Thoughts on childhood compassion

At the risk of defending my past (and if my coach is reading this, this is not what I’m doing) I’d like to share a story.

It was the fall of 1994. My senior year at Central-Tuscaloosa High School. And if you knew about me in high school, you’d know just how miserable those four years were for me. And even if you didn’t know, you’ll know after you read this.

I was eating lunch one day – alone. I was looking down at my food and hear a voice.

“Ryan, want to come sit with us?” I look up and see one of CHS’s true cool kids. Hope (not her real name) was a cheerleader. She was in several clubs. To say nothing of the fact that she was simply adorable.

So I was by myself one moment, and sitting with the “coolest” kids at Central the next.

This lasted maybe a week.

I soon found myself by myself yet again. I don’t know what happened. It doesn’t really matter.

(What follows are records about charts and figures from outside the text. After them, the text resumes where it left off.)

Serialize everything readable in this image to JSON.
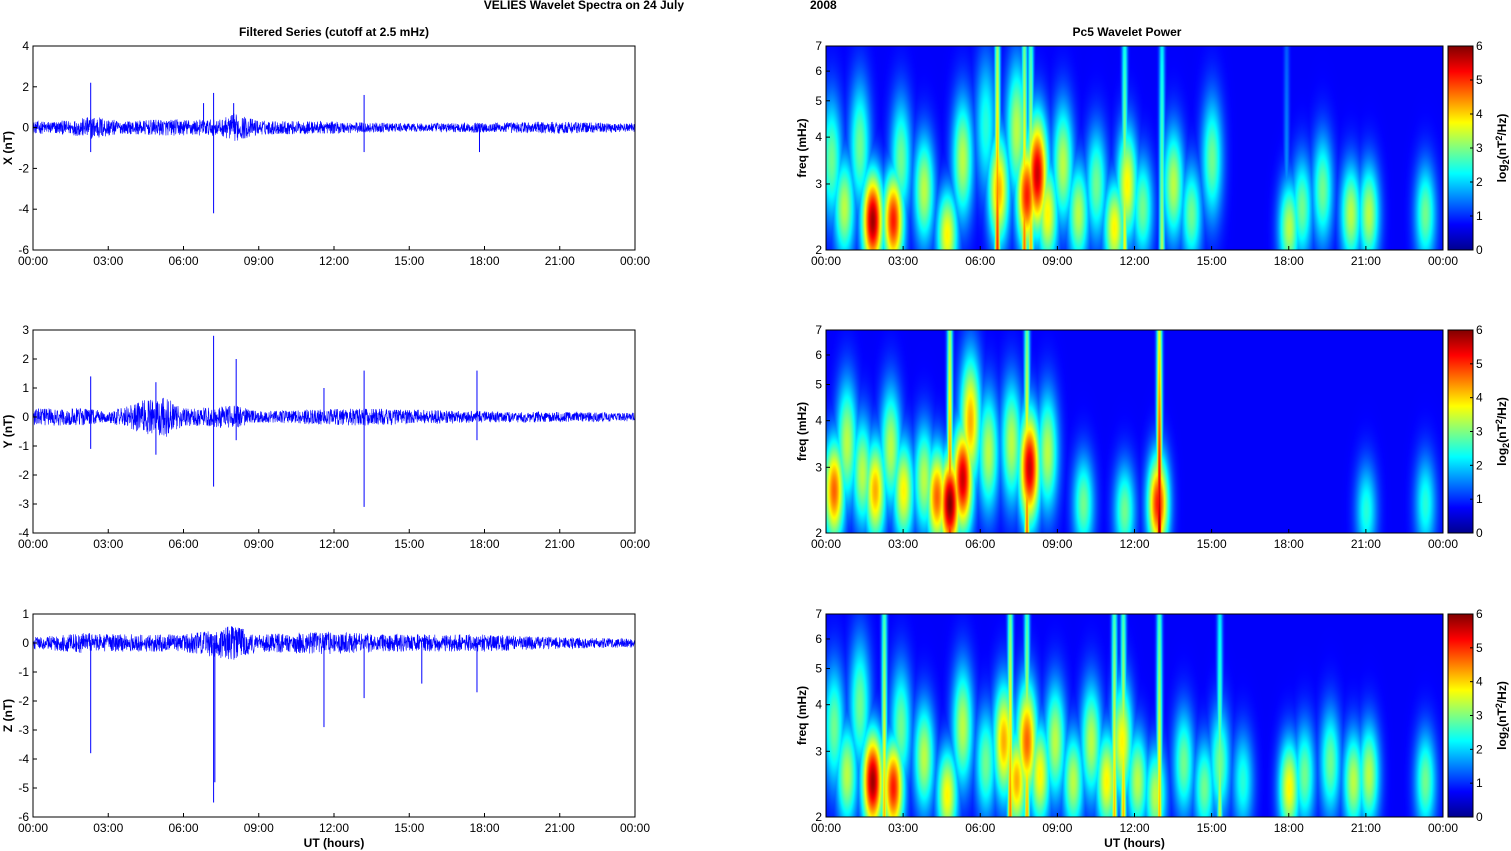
{
  "figure": {
    "title_part1": "VELIES Wavelet Spectra on 24 July",
    "title_part2": "2008",
    "left_title": "Filtered Series (cutoff at 2.5 mHz)",
    "right_title": "Pc5 Wavelet Power"
  },
  "colors": {
    "trace": "#0000ff",
    "axes": "#000000",
    "background": "#ffffff",
    "colormap": "jet"
  },
  "chart_data": [
    {
      "type": "line",
      "panel": "X",
      "ylabel": "X (nT)",
      "xlabel": "",
      "x_ticks": [
        "00:00",
        "03:00",
        "06:00",
        "09:00",
        "12:00",
        "15:00",
        "18:00",
        "21:00",
        "00:00"
      ],
      "xlim_hours": [
        0,
        24
      ],
      "ylim": [
        -6,
        4
      ],
      "y_ticks": [
        4,
        2,
        0,
        -2,
        -4,
        -6
      ],
      "spikes": [
        {
          "t": 2.3,
          "v": 2.2
        },
        {
          "t": 2.3,
          "v": -1.2
        },
        {
          "t": 6.8,
          "v": 1.2
        },
        {
          "t": 7.2,
          "v": 1.7
        },
        {
          "t": 7.2,
          "v": -4.2
        },
        {
          "t": 8.0,
          "v": 1.2
        },
        {
          "t": 13.2,
          "v": 1.6
        },
        {
          "t": 13.2,
          "v": -1.2
        },
        {
          "t": 17.8,
          "v": -1.2
        }
      ],
      "noise_envelope": [
        {
          "t": 0,
          "a": 0.3
        },
        {
          "t": 1.5,
          "a": 0.35
        },
        {
          "t": 2.5,
          "a": 0.6
        },
        {
          "t": 3.5,
          "a": 0.3
        },
        {
          "t": 5,
          "a": 0.4
        },
        {
          "t": 7.5,
          "a": 0.4
        },
        {
          "t": 8,
          "a": 0.7
        },
        {
          "t": 9,
          "a": 0.35
        },
        {
          "t": 12,
          "a": 0.3
        },
        {
          "t": 15,
          "a": 0.2
        },
        {
          "t": 21,
          "a": 0.3
        },
        {
          "t": 24,
          "a": 0.2
        }
      ]
    },
    {
      "type": "line",
      "panel": "Y",
      "ylabel": "Y (nT)",
      "xlabel": "",
      "x_ticks": [
        "00:00",
        "03:00",
        "06:00",
        "09:00",
        "12:00",
        "15:00",
        "18:00",
        "21:00",
        "00:00"
      ],
      "xlim_hours": [
        0,
        24
      ],
      "ylim": [
        -4,
        3
      ],
      "y_ticks": [
        3,
        2,
        1,
        0,
        -1,
        -2,
        -3,
        -4
      ],
      "spikes": [
        {
          "t": 2.3,
          "v": 1.4
        },
        {
          "t": 2.3,
          "v": -1.1
        },
        {
          "t": 4.9,
          "v": 1.2
        },
        {
          "t": 4.9,
          "v": -1.3
        },
        {
          "t": 7.2,
          "v": 2.8
        },
        {
          "t": 7.2,
          "v": -2.4
        },
        {
          "t": 8.1,
          "v": 2.0
        },
        {
          "t": 8.1,
          "v": -0.8
        },
        {
          "t": 11.6,
          "v": 1.0
        },
        {
          "t": 13.2,
          "v": 1.6
        },
        {
          "t": 13.2,
          "v": -3.1
        },
        {
          "t": 17.7,
          "v": 1.6
        },
        {
          "t": 17.7,
          "v": -0.8
        }
      ],
      "noise_envelope": [
        {
          "t": 0,
          "a": 0.3
        },
        {
          "t": 2,
          "a": 0.3
        },
        {
          "t": 3,
          "a": 0.2
        },
        {
          "t": 4.5,
          "a": 0.6
        },
        {
          "t": 5.3,
          "a": 0.7
        },
        {
          "t": 6,
          "a": 0.3
        },
        {
          "t": 8,
          "a": 0.4
        },
        {
          "t": 9,
          "a": 0.2
        },
        {
          "t": 13,
          "a": 0.3
        },
        {
          "t": 18,
          "a": 0.2
        },
        {
          "t": 24,
          "a": 0.15
        }
      ]
    },
    {
      "type": "line",
      "panel": "Z",
      "ylabel": "Z (nT)",
      "xlabel": "UT (hours)",
      "x_ticks": [
        "00:00",
        "03:00",
        "06:00",
        "09:00",
        "12:00",
        "15:00",
        "18:00",
        "21:00",
        "00:00"
      ],
      "xlim_hours": [
        0,
        24
      ],
      "ylim": [
        -6,
        1
      ],
      "y_ticks": [
        1,
        0,
        -1,
        -2,
        -3,
        -4,
        -5,
        -6
      ],
      "spikes": [
        {
          "t": 2.3,
          "v": -3.8
        },
        {
          "t": 7.2,
          "v": -5.5
        },
        {
          "t": 7.25,
          "v": -4.8
        },
        {
          "t": 11.6,
          "v": -2.9
        },
        {
          "t": 13.2,
          "v": -1.9
        },
        {
          "t": 15.5,
          "v": -1.4
        },
        {
          "t": 17.7,
          "v": -1.7
        }
      ],
      "noise_envelope": [
        {
          "t": 0,
          "a": 0.2
        },
        {
          "t": 2,
          "a": 0.35
        },
        {
          "t": 3,
          "a": 0.3
        },
        {
          "t": 6,
          "a": 0.3
        },
        {
          "t": 8,
          "a": 0.6
        },
        {
          "t": 9,
          "a": 0.3
        },
        {
          "t": 12,
          "a": 0.4
        },
        {
          "t": 14,
          "a": 0.3
        },
        {
          "t": 18,
          "a": 0.3
        },
        {
          "t": 21,
          "a": 0.2
        },
        {
          "t": 24,
          "a": 0.15
        }
      ]
    },
    {
      "type": "heatmap",
      "panel": "X power",
      "ylabel": "freq (mHz)",
      "xlabel": "",
      "colorbar_label": "log2(nT2/Hz)",
      "x_ticks": [
        "00:00",
        "03:00",
        "06:00",
        "09:00",
        "12:00",
        "15:00",
        "18:00",
        "21:00",
        "00:00"
      ],
      "xlim_hours": [
        0,
        24
      ],
      "ylim_mHz": [
        2,
        7
      ],
      "y_scale": "log",
      "y_ticks": [
        2,
        3,
        4,
        5,
        6,
        7
      ],
      "clim": [
        0,
        6
      ],
      "colorbar_ticks": [
        0,
        1,
        2,
        3,
        4,
        5,
        6
      ],
      "blobs": [
        {
          "t": 0.2,
          "f": 3.5,
          "p": 2.5
        },
        {
          "t": 0.7,
          "f": 2.6,
          "p": 3
        },
        {
          "t": 1.3,
          "f": 3.8,
          "p": 2.5
        },
        {
          "t": 1.8,
          "f": 2.4,
          "p": 5.8
        },
        {
          "t": 2.6,
          "f": 2.4,
          "p": 5
        },
        {
          "t": 2.9,
          "f": 3.5,
          "p": 2.5
        },
        {
          "t": 3.8,
          "f": 2.9,
          "p": 3
        },
        {
          "t": 4.7,
          "f": 2.2,
          "p": 3.5
        },
        {
          "t": 5.3,
          "f": 3.5,
          "p": 3
        },
        {
          "t": 6.2,
          "f": 4.3,
          "p": 2
        },
        {
          "t": 6.7,
          "f": 2.9,
          "p": 4
        },
        {
          "t": 7.4,
          "f": 4.2,
          "p": 3
        },
        {
          "t": 7.8,
          "f": 2.8,
          "p": 5
        },
        {
          "t": 8.2,
          "f": 3.2,
          "p": 5.5
        },
        {
          "t": 8.6,
          "f": 2.5,
          "p": 3.5
        },
        {
          "t": 9.2,
          "f": 3.4,
          "p": 3
        },
        {
          "t": 9.8,
          "f": 2.5,
          "p": 3
        },
        {
          "t": 10.5,
          "f": 3,
          "p": 2.5
        },
        {
          "t": 11.2,
          "f": 2.3,
          "p": 3.5
        },
        {
          "t": 11.7,
          "f": 3,
          "p": 3.5
        },
        {
          "t": 12.3,
          "f": 2.6,
          "p": 2.5
        },
        {
          "t": 13.5,
          "f": 3,
          "p": 3
        },
        {
          "t": 14.2,
          "f": 2.5,
          "p": 2.5
        },
        {
          "t": 15.0,
          "f": 3.5,
          "p": 2.5
        },
        {
          "t": 18.0,
          "f": 2.3,
          "p": 3
        },
        {
          "t": 18.5,
          "f": 2.6,
          "p": 2.5
        },
        {
          "t": 19.3,
          "f": 2.9,
          "p": 2.5
        },
        {
          "t": 20.4,
          "f": 2.5,
          "p": 3
        },
        {
          "t": 21.1,
          "f": 2.5,
          "p": 3
        },
        {
          "t": 23.3,
          "f": 2.5,
          "p": 2.5
        }
      ],
      "streaks": [
        {
          "t": 6.65,
          "p": 5
        },
        {
          "t": 7.7,
          "p": 4.5
        },
        {
          "t": 7.95,
          "p": 4
        },
        {
          "t": 11.6,
          "p": 3.5
        },
        {
          "t": 13.05,
          "p": 3
        },
        {
          "t": 17.9,
          "p": 1.2
        }
      ]
    },
    {
      "type": "heatmap",
      "panel": "Y power",
      "ylabel": "freq (mHz)",
      "xlabel": "",
      "colorbar_label": "log2(nT2/Hz)",
      "x_ticks": [
        "00:00",
        "03:00",
        "06:00",
        "09:00",
        "12:00",
        "15:00",
        "18:00",
        "21:00",
        "00:00"
      ],
      "xlim_hours": [
        0,
        24
      ],
      "ylim_mHz": [
        2,
        7
      ],
      "y_scale": "log",
      "y_ticks": [
        2,
        3,
        4,
        5,
        6,
        7
      ],
      "clim": [
        0,
        6
      ],
      "colorbar_ticks": [
        0,
        1,
        2,
        3,
        4,
        5,
        6
      ],
      "blobs": [
        {
          "t": 0.3,
          "f": 2.6,
          "p": 4.5
        },
        {
          "t": 0.8,
          "f": 3.5,
          "p": 3
        },
        {
          "t": 1.4,
          "f": 2.9,
          "p": 3
        },
        {
          "t": 1.9,
          "f": 2.6,
          "p": 4
        },
        {
          "t": 2.5,
          "f": 3.4,
          "p": 3
        },
        {
          "t": 3.0,
          "f": 2.6,
          "p": 3.5
        },
        {
          "t": 3.8,
          "f": 2.8,
          "p": 3
        },
        {
          "t": 4.3,
          "f": 2.5,
          "p": 4.5
        },
        {
          "t": 4.8,
          "f": 2.4,
          "p": 6
        },
        {
          "t": 5.3,
          "f": 2.8,
          "p": 5.5
        },
        {
          "t": 5.6,
          "f": 4,
          "p": 4
        },
        {
          "t": 6.3,
          "f": 3.3,
          "p": 3
        },
        {
          "t": 7.2,
          "f": 3.5,
          "p": 3
        },
        {
          "t": 7.9,
          "f": 3,
          "p": 5.5
        },
        {
          "t": 8.6,
          "f": 3.3,
          "p": 3
        },
        {
          "t": 10.0,
          "f": 2.4,
          "p": 2.5
        },
        {
          "t": 11.6,
          "f": 2.3,
          "p": 2.5
        },
        {
          "t": 12.9,
          "f": 2.4,
          "p": 5
        },
        {
          "t": 21.0,
          "f": 2.3,
          "p": 2
        },
        {
          "t": 23.3,
          "f": 2.4,
          "p": 2
        }
      ],
      "streaks": [
        {
          "t": 4.8,
          "p": 5
        },
        {
          "t": 7.8,
          "p": 4.5
        },
        {
          "t": 12.95,
          "p": 6
        }
      ]
    },
    {
      "type": "heatmap",
      "panel": "Z power",
      "ylabel": "freq (mHz)",
      "xlabel": "UT (hours)",
      "colorbar_label": "log2(nT2/Hz)",
      "x_ticks": [
        "00:00",
        "03:00",
        "06:00",
        "09:00",
        "12:00",
        "15:00",
        "18:00",
        "21:00",
        "00:00"
      ],
      "xlim_hours": [
        0,
        24
      ],
      "ylim_mHz": [
        2,
        7
      ],
      "y_scale": "log",
      "y_ticks": [
        2,
        3,
        4,
        5,
        6,
        7
      ],
      "clim": [
        0,
        6
      ],
      "colorbar_ticks": [
        0,
        1,
        2,
        3,
        4,
        5,
        6
      ],
      "blobs": [
        {
          "t": 0.3,
          "f": 3.5,
          "p": 2.5
        },
        {
          "t": 0.8,
          "f": 2.6,
          "p": 3
        },
        {
          "t": 1.3,
          "f": 4,
          "p": 2.5
        },
        {
          "t": 1.8,
          "f": 2.5,
          "p": 5.8
        },
        {
          "t": 2.6,
          "f": 2.4,
          "p": 5
        },
        {
          "t": 2.9,
          "f": 3.5,
          "p": 2.5
        },
        {
          "t": 3.8,
          "f": 2.9,
          "p": 3
        },
        {
          "t": 4.7,
          "f": 2.3,
          "p": 3.5
        },
        {
          "t": 5.3,
          "f": 3.5,
          "p": 3
        },
        {
          "t": 6.2,
          "f": 2.8,
          "p": 2.5
        },
        {
          "t": 6.9,
          "f": 3.2,
          "p": 4
        },
        {
          "t": 7.4,
          "f": 2.5,
          "p": 4
        },
        {
          "t": 7.8,
          "f": 3.2,
          "p": 4.5
        },
        {
          "t": 8.3,
          "f": 2.6,
          "p": 3.5
        },
        {
          "t": 8.9,
          "f": 3.2,
          "p": 3
        },
        {
          "t": 9.6,
          "f": 2.5,
          "p": 3
        },
        {
          "t": 10.3,
          "f": 3.2,
          "p": 3
        },
        {
          "t": 10.9,
          "f": 2.5,
          "p": 3.5
        },
        {
          "t": 11.5,
          "f": 3.2,
          "p": 3.5
        },
        {
          "t": 12.1,
          "f": 2.5,
          "p": 3
        },
        {
          "t": 12.8,
          "f": 2.3,
          "p": 3
        },
        {
          "t": 13.9,
          "f": 2.8,
          "p": 2.5
        },
        {
          "t": 14.7,
          "f": 2.4,
          "p": 2.5
        },
        {
          "t": 15.3,
          "f": 2.8,
          "p": 2.5
        },
        {
          "t": 16.2,
          "f": 2.5,
          "p": 2
        },
        {
          "t": 18.0,
          "f": 2.4,
          "p": 3.5
        },
        {
          "t": 18.6,
          "f": 2.6,
          "p": 2.5
        },
        {
          "t": 19.6,
          "f": 2.8,
          "p": 2.5
        },
        {
          "t": 20.5,
          "f": 2.5,
          "p": 3
        },
        {
          "t": 21.1,
          "f": 2.6,
          "p": 3
        },
        {
          "t": 23.3,
          "f": 2.5,
          "p": 2.5
        }
      ],
      "streaks": [
        {
          "t": 2.25,
          "p": 4
        },
        {
          "t": 7.15,
          "p": 4.5
        },
        {
          "t": 7.8,
          "p": 4
        },
        {
          "t": 11.2,
          "p": 4
        },
        {
          "t": 11.55,
          "p": 4
        },
        {
          "t": 12.95,
          "p": 4
        },
        {
          "t": 15.3,
          "p": 3
        }
      ]
    }
  ]
}
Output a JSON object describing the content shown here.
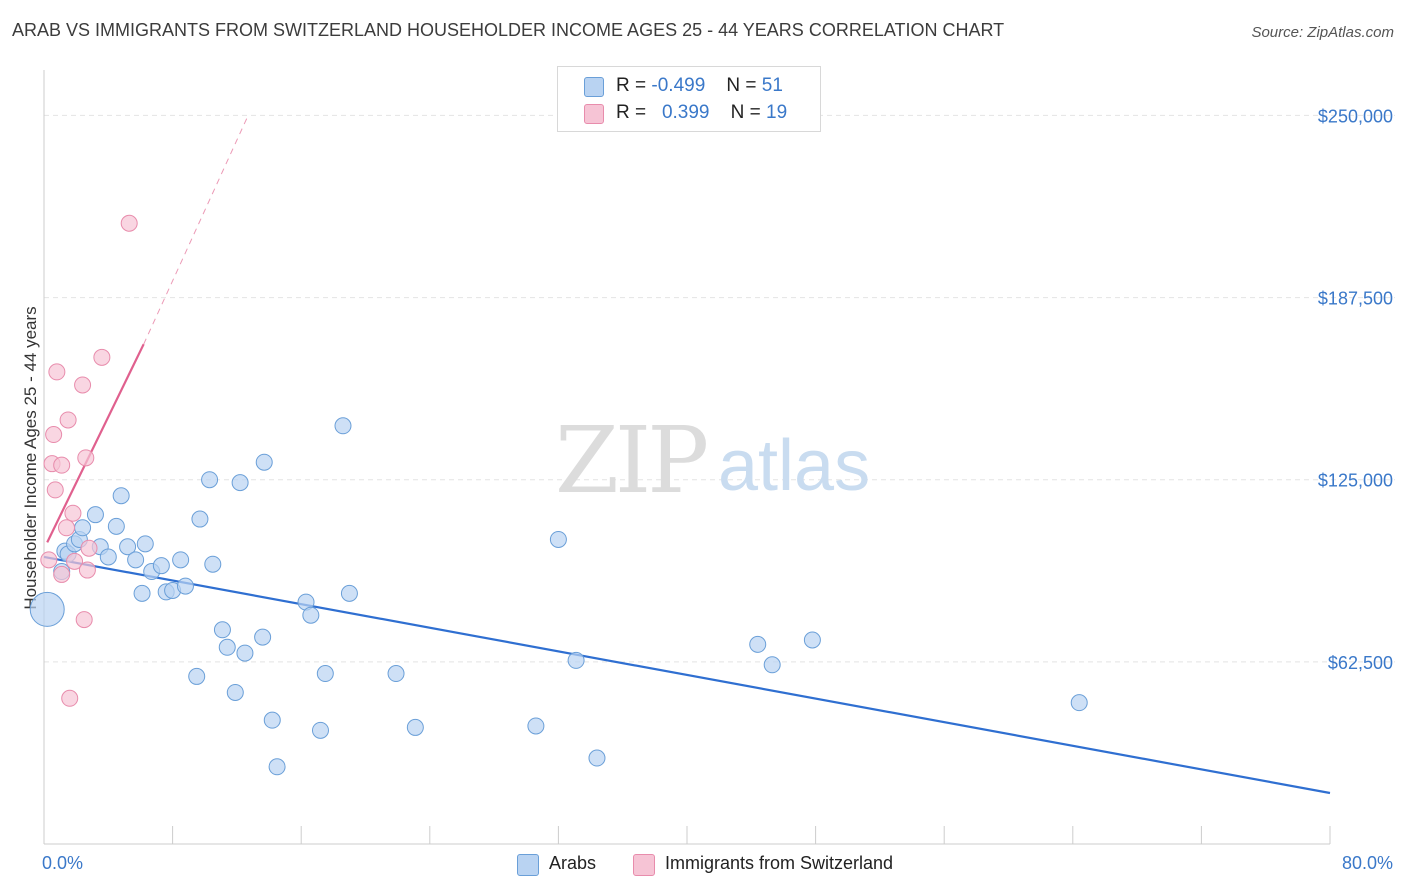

My social skills didn’t really develop until adulthood. And one could argue that my social skills are really just now getting good as I go through coach training.

My mom was convinced that I fell on the autism spectrum. This was never confirmed, although I was tested several times.

I mean I went for tests but didn’t know what I was being tested on. I remember one Saturday my mom and dad took me to a thing at the old Northington Hospital barracks which had been turned into the City Board of education offices.

A story went viral a few weeks ago about Travis Rudolph. He’s the Florida State football player who was photographed eating lunch with an autistic boy named Bo. Since that story went viral, young Bo has become one of the most popular kids at his school.

But I contend that it shouldn’t take a viral photograph or story on the Huffington Post to get kids to be compassionate to those who are different, isolated, or alone.

I say this not as a parent, but as the kid who found himself alone often. Please teach your kids to have compassion to those who are different than you. Who may be ostracized or alone.

I have a spoiler alert for you: everybody is different than you. There are better than 7.4 billion people on this rock. That means there are 7.4 billion different people.

Teach your kids to accept differences in people. Your kid will be happier and your kid will be way more compassionate.

Love yourself. Love your differences.

And with apologies to the Beatles: love is all you need.